Ночь на кордоне - страница 11
Я молча уворачивался, закрывался руками…
Когда они ушли, собрал что осталось от тетрадей и пошёл домой.
Рубашка на мне была разорвана, нижняя губа чудовищно раздулась, из носа сочилась кровь. Перед глазами был Женька… Он не бил меня, стоял в стороне, но по его глазам я чувствовал, что и он считает меня предателем. «Так мне и надо, — повторял я, — так мне и надо…».
Дома я швырнул тетради в угол и, упав лицом на кровать зарыдал. Как мне было горько, как я был несчастен! И некому пожалеть, и некому пожаловаться.
После этого случая мальчишки больше не били меня, но, завидев, вкладывали пальцы в рот и оглушительно свистели, пока я не проходил и не скрывался из виду. Мишка Шайдар снимал со своей белобрысой взлохмаченной головы картуз и картинно кланялся до земли.
— Интеллигенту — нижайшее! — кричал он через дорогу.
10. ТЁТКА ЗАСТАВЛЯЕТ МЕНЯ ПЕРЕСЕСТЬ К ОКНУ. Я ВИЖУ СТАРОГО ЗНАКОМОГО
Жизнь для меня стала совершенно невыносимой, и я особенно ощущал её горечь, потому что был одинок.
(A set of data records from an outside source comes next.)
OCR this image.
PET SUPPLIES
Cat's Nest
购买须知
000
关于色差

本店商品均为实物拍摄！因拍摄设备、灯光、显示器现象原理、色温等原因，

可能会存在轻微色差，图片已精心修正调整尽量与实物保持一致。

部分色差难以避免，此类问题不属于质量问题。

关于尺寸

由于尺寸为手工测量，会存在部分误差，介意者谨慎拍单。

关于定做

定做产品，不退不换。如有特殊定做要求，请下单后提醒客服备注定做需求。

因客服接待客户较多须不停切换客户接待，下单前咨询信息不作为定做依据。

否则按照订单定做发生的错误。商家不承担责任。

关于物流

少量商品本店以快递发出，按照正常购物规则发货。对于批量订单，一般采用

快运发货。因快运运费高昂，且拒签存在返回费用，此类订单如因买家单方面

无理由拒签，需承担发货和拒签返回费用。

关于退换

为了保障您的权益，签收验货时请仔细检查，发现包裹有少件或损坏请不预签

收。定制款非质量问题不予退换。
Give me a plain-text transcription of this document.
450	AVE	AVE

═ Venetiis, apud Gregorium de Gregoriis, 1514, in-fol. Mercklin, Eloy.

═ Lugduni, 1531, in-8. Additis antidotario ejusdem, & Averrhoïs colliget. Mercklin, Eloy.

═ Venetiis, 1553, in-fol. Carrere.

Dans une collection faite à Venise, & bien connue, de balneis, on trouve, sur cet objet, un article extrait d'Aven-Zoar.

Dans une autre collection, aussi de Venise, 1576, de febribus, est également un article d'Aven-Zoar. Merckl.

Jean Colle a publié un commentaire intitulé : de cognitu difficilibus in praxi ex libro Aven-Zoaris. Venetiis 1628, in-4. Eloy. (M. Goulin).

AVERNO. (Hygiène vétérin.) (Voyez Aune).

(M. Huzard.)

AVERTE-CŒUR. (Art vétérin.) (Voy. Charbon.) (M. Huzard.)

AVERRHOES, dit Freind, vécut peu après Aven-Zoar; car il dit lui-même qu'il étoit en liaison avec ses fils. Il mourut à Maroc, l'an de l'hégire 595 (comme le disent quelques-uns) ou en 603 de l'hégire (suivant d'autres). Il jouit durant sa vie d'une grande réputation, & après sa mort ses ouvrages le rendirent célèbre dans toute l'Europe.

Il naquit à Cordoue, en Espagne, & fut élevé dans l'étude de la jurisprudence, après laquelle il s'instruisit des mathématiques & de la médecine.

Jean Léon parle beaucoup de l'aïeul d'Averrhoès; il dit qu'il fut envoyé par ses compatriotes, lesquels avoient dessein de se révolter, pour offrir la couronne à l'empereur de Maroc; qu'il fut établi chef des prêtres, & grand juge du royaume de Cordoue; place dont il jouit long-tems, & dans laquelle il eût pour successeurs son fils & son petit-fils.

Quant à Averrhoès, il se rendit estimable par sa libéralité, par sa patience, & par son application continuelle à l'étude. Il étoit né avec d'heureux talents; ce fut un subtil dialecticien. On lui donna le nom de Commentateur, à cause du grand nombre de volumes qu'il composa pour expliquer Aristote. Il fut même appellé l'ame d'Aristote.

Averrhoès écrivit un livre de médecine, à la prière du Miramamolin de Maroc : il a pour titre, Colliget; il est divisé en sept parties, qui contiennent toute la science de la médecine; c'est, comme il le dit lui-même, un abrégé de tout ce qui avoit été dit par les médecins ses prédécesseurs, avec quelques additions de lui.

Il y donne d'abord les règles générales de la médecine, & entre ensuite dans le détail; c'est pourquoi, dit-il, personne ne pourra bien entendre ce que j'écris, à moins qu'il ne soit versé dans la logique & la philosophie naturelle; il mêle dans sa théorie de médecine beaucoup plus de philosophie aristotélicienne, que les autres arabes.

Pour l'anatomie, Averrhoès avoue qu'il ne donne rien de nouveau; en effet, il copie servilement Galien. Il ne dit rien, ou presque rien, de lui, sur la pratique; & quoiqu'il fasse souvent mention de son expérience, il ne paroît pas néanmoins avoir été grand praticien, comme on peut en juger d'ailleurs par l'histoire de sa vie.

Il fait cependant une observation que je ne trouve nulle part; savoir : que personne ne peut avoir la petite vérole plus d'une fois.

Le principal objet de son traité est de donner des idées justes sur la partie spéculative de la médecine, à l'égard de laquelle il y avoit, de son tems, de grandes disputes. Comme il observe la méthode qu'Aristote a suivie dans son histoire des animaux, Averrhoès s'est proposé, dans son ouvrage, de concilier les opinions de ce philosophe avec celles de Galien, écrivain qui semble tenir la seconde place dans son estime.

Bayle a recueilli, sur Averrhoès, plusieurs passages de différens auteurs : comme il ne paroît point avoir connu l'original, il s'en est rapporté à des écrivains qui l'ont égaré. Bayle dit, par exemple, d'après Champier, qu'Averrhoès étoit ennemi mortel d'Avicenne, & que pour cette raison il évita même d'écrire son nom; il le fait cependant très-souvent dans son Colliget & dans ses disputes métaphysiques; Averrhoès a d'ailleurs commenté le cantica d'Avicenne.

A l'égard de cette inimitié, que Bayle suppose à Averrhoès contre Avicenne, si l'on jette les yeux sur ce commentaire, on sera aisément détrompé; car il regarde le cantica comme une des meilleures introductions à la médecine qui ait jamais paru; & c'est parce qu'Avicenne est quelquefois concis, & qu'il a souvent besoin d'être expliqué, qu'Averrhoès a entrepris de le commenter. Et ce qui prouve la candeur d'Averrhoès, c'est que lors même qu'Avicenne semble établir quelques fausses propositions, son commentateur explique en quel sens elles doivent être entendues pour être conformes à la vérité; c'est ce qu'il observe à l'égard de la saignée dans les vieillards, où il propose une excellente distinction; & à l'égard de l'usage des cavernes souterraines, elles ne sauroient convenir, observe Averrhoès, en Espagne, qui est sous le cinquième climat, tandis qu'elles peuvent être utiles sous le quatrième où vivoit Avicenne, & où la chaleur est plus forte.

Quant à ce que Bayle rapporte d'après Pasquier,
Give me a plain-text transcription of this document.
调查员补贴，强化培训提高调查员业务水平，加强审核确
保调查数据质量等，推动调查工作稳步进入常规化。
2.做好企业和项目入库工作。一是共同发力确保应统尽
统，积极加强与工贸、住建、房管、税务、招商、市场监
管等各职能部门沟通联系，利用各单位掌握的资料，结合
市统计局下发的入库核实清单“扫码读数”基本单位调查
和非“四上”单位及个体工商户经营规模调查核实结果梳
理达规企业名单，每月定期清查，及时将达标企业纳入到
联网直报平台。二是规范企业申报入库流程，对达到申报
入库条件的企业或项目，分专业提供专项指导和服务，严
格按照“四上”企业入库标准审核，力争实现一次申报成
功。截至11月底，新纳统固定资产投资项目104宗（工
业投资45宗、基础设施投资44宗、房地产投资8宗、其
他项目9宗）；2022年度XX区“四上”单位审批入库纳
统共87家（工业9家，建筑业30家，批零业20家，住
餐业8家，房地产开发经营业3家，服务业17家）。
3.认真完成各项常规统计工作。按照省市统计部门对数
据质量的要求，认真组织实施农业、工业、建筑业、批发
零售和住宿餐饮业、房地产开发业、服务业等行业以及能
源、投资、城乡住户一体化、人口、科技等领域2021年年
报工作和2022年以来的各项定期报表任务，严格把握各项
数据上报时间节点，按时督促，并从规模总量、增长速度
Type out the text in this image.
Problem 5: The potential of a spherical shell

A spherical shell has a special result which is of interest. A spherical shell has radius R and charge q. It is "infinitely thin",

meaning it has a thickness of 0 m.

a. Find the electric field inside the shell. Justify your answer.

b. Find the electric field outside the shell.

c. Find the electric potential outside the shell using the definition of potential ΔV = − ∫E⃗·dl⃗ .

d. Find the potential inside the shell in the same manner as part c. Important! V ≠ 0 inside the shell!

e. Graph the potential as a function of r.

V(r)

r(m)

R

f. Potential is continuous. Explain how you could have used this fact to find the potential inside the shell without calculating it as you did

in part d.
Единственным утешением было то, что тётка не вникала в мои учебные дела, и я решительно ничего не делал ни дома, ни в училище. Это меня удивляло, ведь как-никак она платила за меня деньги. Только раз проявила она ко мне интерес, спросив, где я сижу в классе. Я ответил, что сижу на последней парте.
— Ты бы пересел к окну. Зрение плохое — нужен свет.
— У окна сидит Васька Блинов.
— Поменяйся с ним местами.
— Он не захочет. У окна хорошо.
— А ты попробуй…
На следующий день я предложил Ваське поменяться. Он оглянулся, поманил меня пальцем и, наклонившись к уху, прошептал:
— Поищи дураков в другом месте. Мне в окно полицию видно. Кого приводят, кого уводят — всё знаю.
— Я тебе булку с маслом дам, — сказал я.
— Булку давай. Булку я люблю.
Он взял у меня бутерброд и длинным, как у собаки языком стал слизывать масло. Я с завистью смотрел (тётка предупреждала, что даёт бутерброд на дело и чтоб я не съел его сам). Но Васька не поставил моё преподношение в связь с обменом мест, а считал, что я угостил его просто так, за здорово живёшь, и когда я зикнулся о своей просьбе, он вытер рукавом жирные губы и поднёс к моему носу кукиш.
— На понюхай.
И всё же я пересел к окну. На уроке географии Дарья Петровна, хлопнув линейкой по столу, закричала вдруг:
— Блинов! До каких пор ты будешь вертеться и смотреть в окно? Ты мне надоел. Собирай книжки и марш на другую парту. — При этом она оглядела весь класс и, остановив взгляд на мне — надо же! — распорядилась:
— Сергей Сомов, садись на его место.
И вот я на новой парте. Сидеть тут — одно удовольствие. Из окна хорошо видно здание полиции, отделённое от училища узким, как колодец, двором. Позади полиции двор расширяется. Там расположен подвал, в котором держат арестованных, конюшни, около которых полицейские чистят лошадей, зубоскалят или просто от безделья греются на солнце.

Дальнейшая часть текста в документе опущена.